I'm afraid of change... help me!

I’ve been presented with a small work-related dilemma. I’ve been at my current job for almost 4 years and I love it. Great hours, (8-4) great pay, great benefits and a wonderful boss. The only thing I don’t like about my job is that I have a 30 minute drive each morning to work and a 30 minute drive home at night.

I have an opportunity to apply for a job that’s closer to home, (about a 2 minute drive from my house) basically the same hours, (8-5) maybe a little less money, and it’s with my husband’s company. I wouldn’t have to dress up each day for work, I’d only have 2-3 others in the office with me and pretty much the same job duties I have now. Their health insurance is a little more expensive than what I have now but basically the same coverages. The only thing I don’t think they cover that mine does that we plan to use later this year is invitro-fertilization. That’s what’s kind of holding me back. Invitro is expensive and my current insurance would pay 100% after we pay our deductible and 20% of the first $2500. Without the insurance paying for most of it I don’t think we’d be able to afford to have it done and we really want to have another baby.

So why am I freaked at the thought of leaving my job? I just found out today that the woman was leaving the job and I haven’t even applied for it yet. I make pretty good money at my job now and I’m sure that company wouldn’t be able to pay me what I’m making now so I’d have to take $3-4/hour pay cut and their insurance is about $140/month more than mine. But… I wouldn’t be spending so much money in gas driving 250 miles back and forth to work each week, I could go home for lunch every day, and I wouldn’t have to buy work clothes since I wouldn’t have to dress up.

Anyway… I just don’t adjust well to change… or even the thought of change. It takes me awhile to get used to things being different. Am I just getting freaked out over nothing? Should I go for it and try to get that job even if it means our invitro won’t be covered?

Anyone have any advice or words of wisdom (comfort) for me?!? Anyone wanna tell me I’m being stupid and shut the hell up?!?

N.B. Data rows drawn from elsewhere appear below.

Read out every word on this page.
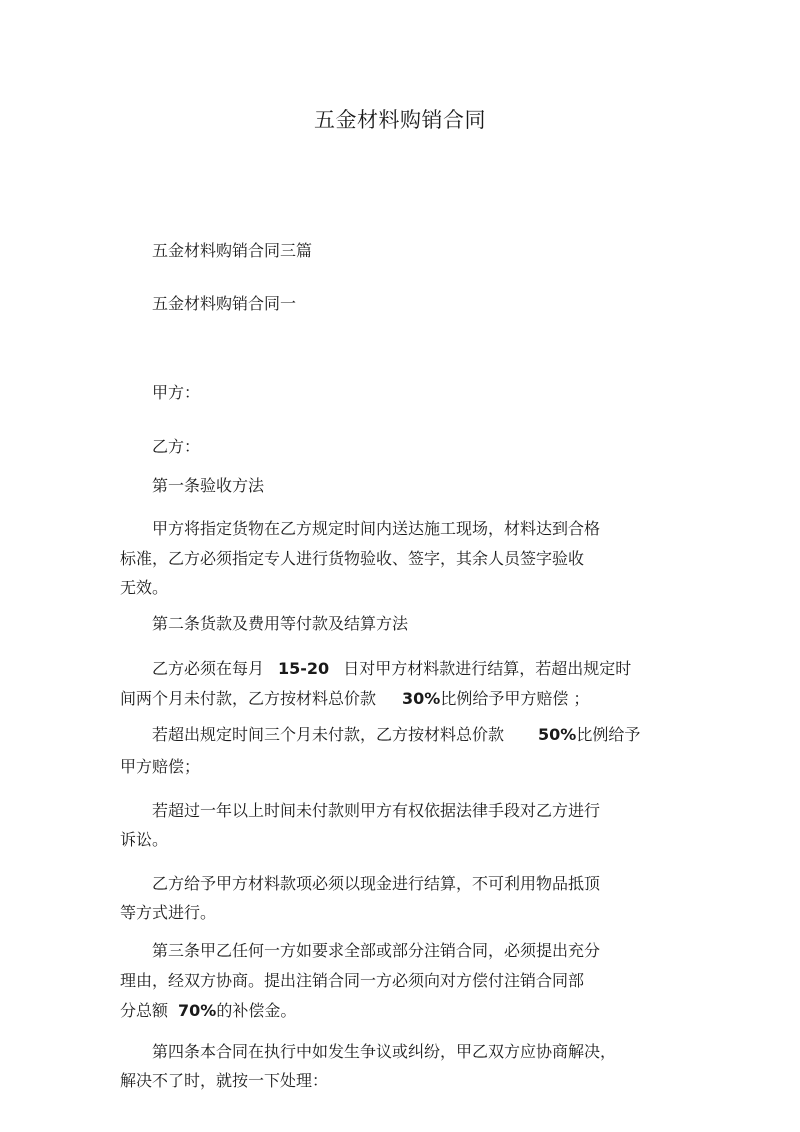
五金材料购销合同
五金材料购销合同三篇
五金材料购销合同一
甲方：
乙方：
第一条验收方法
甲方将指定货物在乙方规定时间内送达施工现场，材料达到合格
标准，乙方必须指定专人进行货物验收、签字，其余人员签字验收
无效。
第二条货款及费用等付款及结算方法
乙方必须在每月 15-20 日对甲方材料款进行结算，若超出规定时
间两个月未付款，乙方按材料总价款 30%比例给予甲方赔偿 ；
若超出规定时间三个月未付款，乙方按材料总价款 50%比例给予
甲方赔偿；
若超过一年以上时间未付款则甲方有权依据法律手段对乙方进行
诉讼。
乙方给予甲方材料款项必须以现金进行结算，不可利用物品抵顶
等方式进行。
第三条甲乙任何一方如要求全部或部分注销合同，必须提出充分
理由，经双方协商。提出注销合同一方必须向对方偿付注销合同部
分总额 70%的补偿金。
第四条本合同在执行中如发生争议或纠纷，甲乙双方应协商解决，
解决不了时，就按一下处理：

[sub]Go ahead, tell me I’m being stupid and tell me to shut up… I dare ya[/sub] :slight_smile:

If it was any place but where your husband worked, I’d say try for it anyway and then decide if you wanted it or not. But, since your husband works there, too, it may put him in a bind. “Why didn’t KiKi want to work here?” and all that.

But another thing to consider is that with your pay cut and the health insurance going up so much, you might be changing your adjusted salary down a bit (unless you make $100/hour and $3-4 won’t really make a difference).

Make a list of the pros and cons on paper, have your husband do the same and then decide if you want to apply. And don’t forget, just because they offer it doesn’t mean you have to say yes, even if it would make it a bit difficult on your husband.

Good luck in whatever you decide!

Aversion to change is a basic human reaction, Kiki . Don’t think you’re weird for feeling that.
That having been said, husband and wife working at the same place can have some real problems, particularly if it’s a small company.
Suppose “the boss” gets unhappy with one or the other? What does this do to the other one’s work environment? If the company closes or moves, both are suddenly unemployed. Make your own list, it can be a long one.
Thirty minutes really isn’t a long drive for most Americans these days. Your free time will be the same, since you indicate the new job will last an hour later each day.
Those are just a few thoughts. Of course, you and your husband are the only ones close enough to the situation to make a final decision about this.

Good luck, whatever you decide.

I too used to fear change. However, I developed a system that gradually allowed me to become comfortable with it.

I started out with pennies. First I just looked at photos of them until I couldn’t take it any more. Gradually that time became longer and longer. Then I had a penny in a glass jar. Eventually the penny was out of the jar and I was actually holding it. I then moved onto nickels and dimes.

The technique succeeded, and now I can handle even 50-cent pieces and dollar coins without fear. Right now, in fact, I have 37 cents in my pocket, and it doesn’t bother me at all.

Gradual exposure, that’s the key.

Legomancer, you have now become my Official Favorite Poster[sup]tm[/sup] (even if you did skip out on the D&D thread).